My band is jumping in to recording a song on our own. I am, by no means, an expert at recording, mixing, or mastering. Quite the opposite. However, I have tried, on multiple occassions, to record and mix on my own. And, recently, I discovered a much better way of recording drums purely by accident.
When we were playing around with streaming our music live on UStream, we were amazed by the drum sound we got from our overhead mics. It really picked up the full sound of the drums. We were really just trying to get the sound of all of us playing at once, and our drummer, who is picky about his drum sound, was pleasantly surprised.
Recording drums with two overheads
In the past, I put the overhead mics as just a way of recording the cymbals. I’d put them really close to the cymbals, and then I’d add individual mics for the snare, kick, and toms. This time, I wanted to simplify our recording process to be as minimalistic as possible with only four microphones: two overheads, kick, and snare.
So, we moved the overhead mics about 12 feet (3.5 meters) away from the drums. I aimed one mic between the snare and hi-hat. The other mic I aimed between the ride cymbal and floor tom. Basically, the two mics created an X-Y configuration for a stereo sound of the drum set.
What I got was a clear stereo recording of the full drum set. It wasn’t over done with the cymbals like when I close-mic’d in the past. And since the mics were far enough away, they also got a great low-frequency response of the kick and toms.

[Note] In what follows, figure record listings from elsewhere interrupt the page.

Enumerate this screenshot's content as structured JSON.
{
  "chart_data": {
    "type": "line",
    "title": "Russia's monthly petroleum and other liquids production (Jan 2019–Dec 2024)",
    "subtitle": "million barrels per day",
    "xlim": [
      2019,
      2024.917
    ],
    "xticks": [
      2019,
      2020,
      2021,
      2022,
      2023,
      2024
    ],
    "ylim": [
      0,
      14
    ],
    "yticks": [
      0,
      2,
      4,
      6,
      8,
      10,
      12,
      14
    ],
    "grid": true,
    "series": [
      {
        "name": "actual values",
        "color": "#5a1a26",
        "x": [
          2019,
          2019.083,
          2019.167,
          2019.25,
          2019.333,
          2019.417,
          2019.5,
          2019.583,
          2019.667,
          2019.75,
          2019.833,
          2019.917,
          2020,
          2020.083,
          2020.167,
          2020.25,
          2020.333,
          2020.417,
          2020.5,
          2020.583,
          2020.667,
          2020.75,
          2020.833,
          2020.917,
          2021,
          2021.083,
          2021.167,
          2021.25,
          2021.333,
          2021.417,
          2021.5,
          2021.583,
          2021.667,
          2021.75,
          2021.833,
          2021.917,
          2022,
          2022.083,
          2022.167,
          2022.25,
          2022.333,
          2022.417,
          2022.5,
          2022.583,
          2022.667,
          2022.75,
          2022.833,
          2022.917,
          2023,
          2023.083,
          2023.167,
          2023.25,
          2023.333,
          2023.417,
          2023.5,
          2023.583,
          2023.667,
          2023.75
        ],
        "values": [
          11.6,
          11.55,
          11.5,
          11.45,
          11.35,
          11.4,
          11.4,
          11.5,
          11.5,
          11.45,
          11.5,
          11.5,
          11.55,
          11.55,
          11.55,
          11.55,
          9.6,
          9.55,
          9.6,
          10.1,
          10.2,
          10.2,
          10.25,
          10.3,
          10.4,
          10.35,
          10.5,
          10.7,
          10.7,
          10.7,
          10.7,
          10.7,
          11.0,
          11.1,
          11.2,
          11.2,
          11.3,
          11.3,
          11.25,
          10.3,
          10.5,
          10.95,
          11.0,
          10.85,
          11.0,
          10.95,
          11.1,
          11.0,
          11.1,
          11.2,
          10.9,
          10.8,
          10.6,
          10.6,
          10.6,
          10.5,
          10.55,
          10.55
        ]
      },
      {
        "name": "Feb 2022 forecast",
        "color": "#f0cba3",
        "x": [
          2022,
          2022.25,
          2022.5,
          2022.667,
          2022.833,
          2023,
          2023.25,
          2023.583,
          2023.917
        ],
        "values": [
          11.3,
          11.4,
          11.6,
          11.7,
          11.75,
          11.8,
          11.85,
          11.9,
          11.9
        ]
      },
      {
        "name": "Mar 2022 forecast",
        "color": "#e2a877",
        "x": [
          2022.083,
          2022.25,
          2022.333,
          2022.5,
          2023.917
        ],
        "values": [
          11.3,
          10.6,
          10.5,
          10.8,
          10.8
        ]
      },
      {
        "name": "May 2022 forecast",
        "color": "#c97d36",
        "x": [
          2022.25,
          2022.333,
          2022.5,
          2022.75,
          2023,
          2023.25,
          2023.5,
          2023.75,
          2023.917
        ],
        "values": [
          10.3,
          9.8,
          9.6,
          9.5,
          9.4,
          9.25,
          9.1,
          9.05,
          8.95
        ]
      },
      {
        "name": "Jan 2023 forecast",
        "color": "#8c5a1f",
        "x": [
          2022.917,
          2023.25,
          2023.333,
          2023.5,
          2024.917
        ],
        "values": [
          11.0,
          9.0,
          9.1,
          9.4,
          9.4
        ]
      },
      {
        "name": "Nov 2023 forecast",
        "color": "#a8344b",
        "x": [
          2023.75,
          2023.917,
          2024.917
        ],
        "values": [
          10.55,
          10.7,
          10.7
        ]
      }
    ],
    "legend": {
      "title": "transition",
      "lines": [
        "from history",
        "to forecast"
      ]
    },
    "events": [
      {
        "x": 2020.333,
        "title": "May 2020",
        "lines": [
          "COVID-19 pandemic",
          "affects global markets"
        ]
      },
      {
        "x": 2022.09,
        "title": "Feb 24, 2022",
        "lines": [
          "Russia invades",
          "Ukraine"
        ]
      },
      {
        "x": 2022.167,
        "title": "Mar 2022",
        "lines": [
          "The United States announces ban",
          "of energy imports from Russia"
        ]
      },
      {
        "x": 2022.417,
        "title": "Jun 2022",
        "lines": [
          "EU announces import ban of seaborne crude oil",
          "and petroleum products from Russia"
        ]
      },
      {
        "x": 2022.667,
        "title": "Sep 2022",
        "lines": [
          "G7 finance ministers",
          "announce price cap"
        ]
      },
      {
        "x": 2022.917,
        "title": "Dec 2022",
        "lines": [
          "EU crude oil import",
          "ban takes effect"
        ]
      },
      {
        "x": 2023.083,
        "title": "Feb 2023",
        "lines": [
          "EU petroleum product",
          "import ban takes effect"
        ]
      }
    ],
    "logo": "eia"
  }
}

It’s not perfect. We’re recording in a basement that isn’t acoustically treated. I’m sure there were sounds from outside and in the house that probably crept in. But, for me, I was extremely happy with the full stereo drum sound. With some EQ’ing and creative mixing, I’m sure I can get 80% of the drum sound I want from this mic configuration.
Kick and Snare
I also direct mic’d the kick drum and snare. After listening to these isolated, I realized that close-mic’ing these two instruments is really for adding “flavor” to a full drum mix. For instance, close-mic’ing the kick gets more of the “attack” sound from the drum beater. We popped that mic inside the kick drum right next to the beater.
For the snare, we just threw an SM57 under the snare. We just liked the way it sounded mic’d underneath rather than on top. Especially since the overhead mics seemed to pick up the top sound of the snare quite nicely. With the isolated snare, I can add more “snap” to the mix.
I haven’t played with mixing these, yet, so there still could be some issues. One of the techniques I might try is to duplicate the overhead tracks and isolate the cymbals from the mix so I can make them settle more nicely into the overall sound. This may not be necessary, though. (I have a tendency to overcomplicate things.)
So there’s my super-simplified method of recording drums. I’m sure this process will get more complicated in the future. But what I’ve learned from past mistakes is to NOT over-complicate the recording process! Keep it as simple as possible when you are first starting out.
As you get used to recording, you can definitely start adding more mic’s and different types of takes. But when you’re not a professional mixing engineer, too many tracks just make things confusing. I did that with my last band, and it really turned out nightmarish. (Don’t leave the guitarist and singer alone with the recording equipment.)
Some extra tips for simplified DIY drum recording:
- When adjust levels, know the drummer is going to play way louder during the actual recording. The snare will easily clip. Go through the song once or twice to get your levels correctly adjusted.
- Try to keep the levels for the overhead mics as even as possible. This helps later with mixing.
- Have a long extension cable for headphones.
- Don’t stand between the overhead mics and the drums. The human body traps frequencies and muffles the sound.
- For your first attempt at recording drums, only do one song. If there’s any mistakes in recording, you can catch it quick. If you did 12 songs, you’re going to have to go back and re-record everything. Or you’re going to live with the crappy mistake that will eat away at your soul every time you hear the recording.
- Record once. Listen ten times. Isolate each track and listen to it. Are you really happy with this?
- Never say, “We can fix that in the mix.” If you have the opportunity to fix it now, do it.
Again, I am not a professional recording engineer. The only reason I’m recording this stuff myself is solely motivated by a lack of finances and a need to just get our music out there. What’s worse than a bad recording of your band? No recording whatsoever.
And when you have the money, you can always re-record it professionally.
So are you recording your band on your own? What do you think are the pros and cons of doing this versus paying a professional?